Figure 11: Change in absorption spectra of cream sample after different times of irradiation in the absence and presence of β-CD. Irradiation time: 0, 1, 2, and 3 hours. (a) Free of β-CD; (b) 5 g β-CD; (c) 10 g β-CD.

Typically, the enhancement of the photostability of the molecules in the presences of cyclodextrins can be attributed to the inclusion of the guest molecule inside the CD’s cavity, either partially or entirely. Hence the photostabilization effect of the examined cyclodextin (β-CD) correlated with their complexation strength with the tested sunscreen agents.

We believe that the results of this study demonstrate that β-CD can be utilized as a photostabilizer additive for enhancing the photostability of sunscreen agent’s molecules. Moreover β-CD can act as a reservoir for the sunscreen agents on the skin surface which will reduce its transdermal permeation.

4. Conclusion

In the present study, we have demonstrated the ability of β-CD to form inclusion complexes with selected sunscreen agents, namely, Oxy, Cin, and Oct. The formation of the inclusion complexes was confirmed experimentally using DSC, 13C NMR, and theoretically MM calculations and modeling. The NMR data agree well with MM results; thus modeling has been used to describe details of the structural, energetic, and dynamic features of host-guest complex.

MM calculations revealed that Oxy exhibited slight preference for inclusion through the wide rim over the narrow rim of the β-CD, whereas Cin and Oct exhibited significant preference to penetrate through the narrow rim, which could be mainly attributed to the large geometrical sizes of the Cin and Oct molecules.

The results of spectrophotometric study has shown that the inclusion complexation with β-CD has the potential to enhance the photostability of the selected sunscreen agents in lotion.
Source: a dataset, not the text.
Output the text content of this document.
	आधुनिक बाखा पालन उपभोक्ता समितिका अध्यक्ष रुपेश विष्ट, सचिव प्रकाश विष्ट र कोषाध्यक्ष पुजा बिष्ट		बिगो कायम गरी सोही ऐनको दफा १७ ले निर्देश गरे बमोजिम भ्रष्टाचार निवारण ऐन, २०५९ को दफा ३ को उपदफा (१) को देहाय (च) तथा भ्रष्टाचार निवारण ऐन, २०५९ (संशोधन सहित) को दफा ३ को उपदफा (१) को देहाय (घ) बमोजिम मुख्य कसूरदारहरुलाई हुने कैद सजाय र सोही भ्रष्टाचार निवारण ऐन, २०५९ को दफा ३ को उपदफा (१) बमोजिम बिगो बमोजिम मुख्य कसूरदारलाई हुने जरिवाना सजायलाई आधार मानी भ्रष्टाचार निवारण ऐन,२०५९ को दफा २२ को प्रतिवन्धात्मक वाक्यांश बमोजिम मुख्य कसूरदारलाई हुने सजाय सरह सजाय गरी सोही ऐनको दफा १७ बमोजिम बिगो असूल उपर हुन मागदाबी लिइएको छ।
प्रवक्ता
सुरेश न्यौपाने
Retarding the photodecomposition of the sunscreen agents’ molecule in the presences of β-CD can be attributed mainly to the protection role of β-CD upon including the sunscreen agents’ molecule inside its cavity. The results were highly consistent with Oxy and Cin photostability studies. The present study provides an insight on the importance of investigating the photostability of sunscreen agents’ molecules and proposes a remedy for enhancing such imperative property.

Conflict of Interests

The authors do not have a direct financial relation with the ALFA Chemical Manufacture, Amman, Jordan (commercial identity mentioned in experiment section) that might lead to a conflict of interests for any of the authors.


Financial support by Deanship of Research at Jordan University of Science and Technology (Grant no. 30/2003) is deeply appreciated.